Avery Dennison details evolving pharmaceutical labels market

Pharmaceutical labels have not been optimized to stand out on crowded shelves. This critical converting segment is far more functional than its counterparts in other markets, which rely heavily on branding and aesthetics.

Unlike standard label materials , pharmaceutical labels are designed for challenging technical applications. These often include adhesion to small diameter syringes at low temperatures and exposure to chemicals. These labels often involve sterilization processes like autoclave, ethylene oxide gas, and gamma or e-beam radiation, as well.

“In addition to being purpose-built for pharmaceutical applications, pharma labels differ from standard label materials by providing more robust change management,” notes Cory Keller, senior product manager, Pharmaceuticals, Avery Dennison. “In the case of Avery Dennison, we minimize component changes in the pharma label portfolio, and when we do, we provide advance notification (typically 12 months) to facilitate end-user qualification.”

There is also a significant demand for risk management in pharma labeling. Managing risk associated with drug package system approvals and/or changes is of utmost concern for pharmaceutical companies since ensuring the efficacy and safety is the No. 1 priority. 

“Sometimes, changes to label materials will trigger stability testing at the pharmaceutical company, which can take many months,” says Keller. “Avery Dennison is mindful of these unique qualification requirements, which is why we minimize component changes and provide extended change notification when elective changes are made. Additionally Avery Dennison’s ISO 17025 certified analytical lab can be leveraged to support converters and end users to test pharma label materials in real world conditions to provide support data to facilitate packaging qualification testing.”

New trends

There are several important trends to make note of in the pharma labeling realm. For example, light sensitive drugs are a key innovation area for Avery Dennison.

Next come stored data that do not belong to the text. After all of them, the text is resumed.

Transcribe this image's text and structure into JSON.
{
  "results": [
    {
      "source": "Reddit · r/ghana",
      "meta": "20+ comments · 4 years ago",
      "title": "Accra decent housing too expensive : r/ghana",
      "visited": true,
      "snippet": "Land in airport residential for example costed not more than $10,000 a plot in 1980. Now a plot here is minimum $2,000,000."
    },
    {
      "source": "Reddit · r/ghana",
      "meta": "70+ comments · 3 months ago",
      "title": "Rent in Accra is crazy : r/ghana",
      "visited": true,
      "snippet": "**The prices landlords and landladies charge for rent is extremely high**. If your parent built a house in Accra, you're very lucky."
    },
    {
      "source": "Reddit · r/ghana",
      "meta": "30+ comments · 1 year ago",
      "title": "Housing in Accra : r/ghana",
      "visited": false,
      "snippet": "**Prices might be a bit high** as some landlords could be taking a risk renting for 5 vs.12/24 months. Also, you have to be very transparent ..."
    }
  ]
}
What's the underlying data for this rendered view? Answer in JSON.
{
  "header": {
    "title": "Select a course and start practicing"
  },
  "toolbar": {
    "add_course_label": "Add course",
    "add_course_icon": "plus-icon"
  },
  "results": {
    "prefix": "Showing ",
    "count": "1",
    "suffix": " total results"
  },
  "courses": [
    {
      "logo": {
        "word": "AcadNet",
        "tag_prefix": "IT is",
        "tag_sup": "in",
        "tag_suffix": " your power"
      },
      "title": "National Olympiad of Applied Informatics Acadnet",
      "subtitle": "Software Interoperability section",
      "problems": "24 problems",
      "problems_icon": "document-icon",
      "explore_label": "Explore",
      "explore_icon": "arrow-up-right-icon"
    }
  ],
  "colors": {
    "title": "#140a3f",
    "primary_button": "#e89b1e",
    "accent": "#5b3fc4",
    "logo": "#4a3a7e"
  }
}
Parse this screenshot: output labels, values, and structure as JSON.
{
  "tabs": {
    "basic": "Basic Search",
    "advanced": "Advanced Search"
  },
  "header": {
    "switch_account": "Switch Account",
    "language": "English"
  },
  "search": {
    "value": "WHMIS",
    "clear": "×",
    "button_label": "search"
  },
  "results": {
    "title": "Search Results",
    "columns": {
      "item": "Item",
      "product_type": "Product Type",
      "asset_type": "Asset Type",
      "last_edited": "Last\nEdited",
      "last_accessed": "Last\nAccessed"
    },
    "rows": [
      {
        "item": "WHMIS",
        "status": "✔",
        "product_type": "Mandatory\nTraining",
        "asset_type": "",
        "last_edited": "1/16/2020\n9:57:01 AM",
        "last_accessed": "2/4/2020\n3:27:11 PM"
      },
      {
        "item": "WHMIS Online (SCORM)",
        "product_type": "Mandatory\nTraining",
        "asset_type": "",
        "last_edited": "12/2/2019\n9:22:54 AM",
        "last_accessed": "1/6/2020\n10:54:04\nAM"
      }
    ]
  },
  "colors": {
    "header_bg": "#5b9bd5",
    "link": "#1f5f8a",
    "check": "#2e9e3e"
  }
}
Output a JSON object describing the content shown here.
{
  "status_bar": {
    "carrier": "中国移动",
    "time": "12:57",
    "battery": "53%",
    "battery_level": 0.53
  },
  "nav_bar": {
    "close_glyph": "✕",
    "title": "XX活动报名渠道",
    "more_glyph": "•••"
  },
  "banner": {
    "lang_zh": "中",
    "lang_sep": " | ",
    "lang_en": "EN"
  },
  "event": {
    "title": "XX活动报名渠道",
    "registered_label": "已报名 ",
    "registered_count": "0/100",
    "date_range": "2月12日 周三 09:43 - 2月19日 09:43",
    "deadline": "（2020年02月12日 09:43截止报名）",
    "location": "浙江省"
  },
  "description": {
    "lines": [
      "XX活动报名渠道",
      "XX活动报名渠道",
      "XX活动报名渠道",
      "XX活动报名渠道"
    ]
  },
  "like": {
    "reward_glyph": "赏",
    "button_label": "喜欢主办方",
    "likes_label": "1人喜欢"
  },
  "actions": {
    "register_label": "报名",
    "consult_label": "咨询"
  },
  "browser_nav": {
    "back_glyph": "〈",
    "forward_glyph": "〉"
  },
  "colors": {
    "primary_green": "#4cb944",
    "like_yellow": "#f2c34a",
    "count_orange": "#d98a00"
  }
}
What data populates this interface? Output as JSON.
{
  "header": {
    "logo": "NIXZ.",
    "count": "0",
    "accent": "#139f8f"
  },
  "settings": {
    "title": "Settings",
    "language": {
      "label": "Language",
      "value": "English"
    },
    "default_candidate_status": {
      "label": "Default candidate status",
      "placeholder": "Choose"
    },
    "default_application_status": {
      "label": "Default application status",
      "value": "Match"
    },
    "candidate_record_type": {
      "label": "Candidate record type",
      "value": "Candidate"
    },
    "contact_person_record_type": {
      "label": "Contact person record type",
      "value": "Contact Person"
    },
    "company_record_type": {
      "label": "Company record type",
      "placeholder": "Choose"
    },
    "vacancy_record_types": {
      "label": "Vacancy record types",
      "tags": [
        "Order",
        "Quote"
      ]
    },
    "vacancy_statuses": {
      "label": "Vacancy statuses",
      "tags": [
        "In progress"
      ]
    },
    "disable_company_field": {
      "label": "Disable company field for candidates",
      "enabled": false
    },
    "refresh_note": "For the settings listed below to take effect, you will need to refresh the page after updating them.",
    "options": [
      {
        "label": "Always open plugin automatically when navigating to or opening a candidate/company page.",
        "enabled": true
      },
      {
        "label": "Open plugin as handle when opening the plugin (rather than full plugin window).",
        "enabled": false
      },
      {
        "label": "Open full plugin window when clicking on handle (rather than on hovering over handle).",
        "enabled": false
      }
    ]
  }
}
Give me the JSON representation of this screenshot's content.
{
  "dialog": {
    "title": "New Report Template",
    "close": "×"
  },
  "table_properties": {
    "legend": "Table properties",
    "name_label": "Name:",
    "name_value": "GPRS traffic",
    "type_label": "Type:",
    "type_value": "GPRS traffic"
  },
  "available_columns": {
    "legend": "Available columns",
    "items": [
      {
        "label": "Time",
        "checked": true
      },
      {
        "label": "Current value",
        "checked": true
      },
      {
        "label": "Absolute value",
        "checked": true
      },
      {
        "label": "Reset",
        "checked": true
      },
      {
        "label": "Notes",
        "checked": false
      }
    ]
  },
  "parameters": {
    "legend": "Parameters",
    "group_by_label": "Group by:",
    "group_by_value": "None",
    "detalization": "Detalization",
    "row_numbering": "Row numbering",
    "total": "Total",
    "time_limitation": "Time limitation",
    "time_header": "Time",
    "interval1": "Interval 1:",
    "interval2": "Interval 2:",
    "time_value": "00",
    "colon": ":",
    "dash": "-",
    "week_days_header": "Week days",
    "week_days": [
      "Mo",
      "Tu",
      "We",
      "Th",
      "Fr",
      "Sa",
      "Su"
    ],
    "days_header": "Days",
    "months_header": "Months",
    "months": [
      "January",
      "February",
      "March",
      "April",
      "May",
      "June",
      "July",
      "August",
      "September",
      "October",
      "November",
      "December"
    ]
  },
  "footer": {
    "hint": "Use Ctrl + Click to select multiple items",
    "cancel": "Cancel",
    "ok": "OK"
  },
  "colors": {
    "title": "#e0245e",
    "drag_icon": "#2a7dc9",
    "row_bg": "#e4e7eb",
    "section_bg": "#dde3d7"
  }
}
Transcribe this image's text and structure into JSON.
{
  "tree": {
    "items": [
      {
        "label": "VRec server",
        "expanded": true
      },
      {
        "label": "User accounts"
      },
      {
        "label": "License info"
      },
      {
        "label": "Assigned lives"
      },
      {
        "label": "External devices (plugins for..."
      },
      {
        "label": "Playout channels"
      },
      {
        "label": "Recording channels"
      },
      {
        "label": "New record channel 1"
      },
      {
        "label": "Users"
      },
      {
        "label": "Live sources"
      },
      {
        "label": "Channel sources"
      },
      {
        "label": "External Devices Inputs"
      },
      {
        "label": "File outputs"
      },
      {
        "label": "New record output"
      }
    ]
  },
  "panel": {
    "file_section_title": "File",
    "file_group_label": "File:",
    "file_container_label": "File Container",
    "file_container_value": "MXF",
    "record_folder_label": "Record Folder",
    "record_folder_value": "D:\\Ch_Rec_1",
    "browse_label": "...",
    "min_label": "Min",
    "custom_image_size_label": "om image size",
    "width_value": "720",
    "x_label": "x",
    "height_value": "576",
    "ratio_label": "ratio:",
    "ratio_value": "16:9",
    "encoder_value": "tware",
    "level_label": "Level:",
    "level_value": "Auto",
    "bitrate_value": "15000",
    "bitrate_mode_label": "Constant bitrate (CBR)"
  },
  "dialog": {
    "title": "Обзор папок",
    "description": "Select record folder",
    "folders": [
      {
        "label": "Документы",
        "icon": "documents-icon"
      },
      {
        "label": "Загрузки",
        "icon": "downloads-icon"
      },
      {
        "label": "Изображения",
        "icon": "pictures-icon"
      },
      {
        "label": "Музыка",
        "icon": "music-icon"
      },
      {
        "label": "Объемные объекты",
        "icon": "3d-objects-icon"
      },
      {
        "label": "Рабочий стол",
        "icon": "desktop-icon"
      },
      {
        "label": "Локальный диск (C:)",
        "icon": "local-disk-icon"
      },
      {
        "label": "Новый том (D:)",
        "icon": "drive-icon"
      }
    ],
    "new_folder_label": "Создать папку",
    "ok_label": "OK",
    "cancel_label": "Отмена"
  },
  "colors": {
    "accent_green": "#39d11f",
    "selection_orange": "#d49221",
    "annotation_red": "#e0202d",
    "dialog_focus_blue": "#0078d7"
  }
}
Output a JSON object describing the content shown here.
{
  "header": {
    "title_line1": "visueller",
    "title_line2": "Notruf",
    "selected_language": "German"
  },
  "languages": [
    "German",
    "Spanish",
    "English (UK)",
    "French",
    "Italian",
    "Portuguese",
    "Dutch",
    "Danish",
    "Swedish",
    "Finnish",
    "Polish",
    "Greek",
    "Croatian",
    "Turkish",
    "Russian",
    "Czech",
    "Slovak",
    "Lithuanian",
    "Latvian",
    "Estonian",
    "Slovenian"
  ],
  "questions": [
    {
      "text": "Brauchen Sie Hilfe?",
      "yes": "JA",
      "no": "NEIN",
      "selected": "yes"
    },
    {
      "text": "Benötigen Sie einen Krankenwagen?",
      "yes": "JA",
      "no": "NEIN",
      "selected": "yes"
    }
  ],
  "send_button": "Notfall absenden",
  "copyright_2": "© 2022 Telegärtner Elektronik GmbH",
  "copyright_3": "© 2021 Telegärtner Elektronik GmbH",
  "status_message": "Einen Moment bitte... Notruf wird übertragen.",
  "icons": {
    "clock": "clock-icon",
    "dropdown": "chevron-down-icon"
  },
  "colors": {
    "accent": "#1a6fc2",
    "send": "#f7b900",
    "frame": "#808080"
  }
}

“Exposure to light is an increasing concern with numerous medications due to the potential for photodegradation or other chemical reactions that affect the drug stability (effectiveness),” states Keller. “While this is driven by the growth of biologic drugs, a global market that Grandview Research values between $400 and $600 billion, with projections estimating it to exceed $1 trillion by 2030. Additionally, many synthetic drugs, like the newly introduced oral GLP-1 medications, are also light sensitive.”

To address the growth of light sensitive drug products, Avery Dennison recently introduced a new UV Barrier Label Portfolio, which includes high opacity materials that block over 99% of UV light. This portfolio also features a clear overlamination film with a greater-than 95% UV light blocking feature. 

“These barrier materials help maintain the effectiveness and shelf life of medications that are sensitive to UV light,” comments Keller. “The clear overlamination film provides the added benefit of visual inspection, an important quality step in the manufacturing of many injectable drug products.”

Seeking sustainability

Sustainability is making its mark here, too. While patient safety will always be the No. 1 priority, pharmaceutical companies are starting to adopt sustainable packaging design concepts in new drug launches and redesigns. 

“Early implementation has been focused on secondary packaging, such as moving from plastic to paper trays/inserts,” says Keller. “There is also a movement from single use to multi-dose auto injectors, which will help reduce the number of devices going to landfill.

“With respect to sustainable pharma label materials, Avery Dennison recognizes there is no one-size-fits-all approach,” adds Keller. “Instead, our pharma label portfolio provides a ‘menu’ of options depending on each end user’s specific goals, whether that be using sustainably sourced paper facestocks, recycled content film liners, or adhesives that enable recycling of HDPE bottles – the main plastic resin used for oral solid dose (pill) medications.”

Speed to market

Unlike other segments, change can often be a lengthy process. Bringing a new drug product to market takes on average 10-15 years, with a development cost between $1.3 to $2.8 billion. The Food and Drug Administration’s (FDA) drug review process is designed to ensure drug products are safe and effective, progressing from pre-clinical (animal testing) to multi-phase clinical (human) trials before the submission of a formal New Drug Application (NDA). This process itself can take six months for review.

“The time and cost associated with new drug launches is driven by the fact it’s highly regulated in the US by the FDA,” explains Keller. “What is important to note is the NDA includes a review of the drug itself and the drug packaging system. Therefore, it’s critical that the drug manufacturer have testing/data to support that the packaging, including label materials, do not negatively impact the safety or quality of the drug.”

Avery Dennison supports end users in the NDA process by maintaining a Drug Master File (DMF) with the FDA. The DMF contains detailed formulation information of Avery Dennison’s pharma adhesives, which only the FDA can access when reviewing an end user’s NDA. 

The FDA access to Avery Dennison’s DMF (granted via Letter of Authorization to the end user and FDA) can expedite the NDA review process to help drug companies get new products to market faster.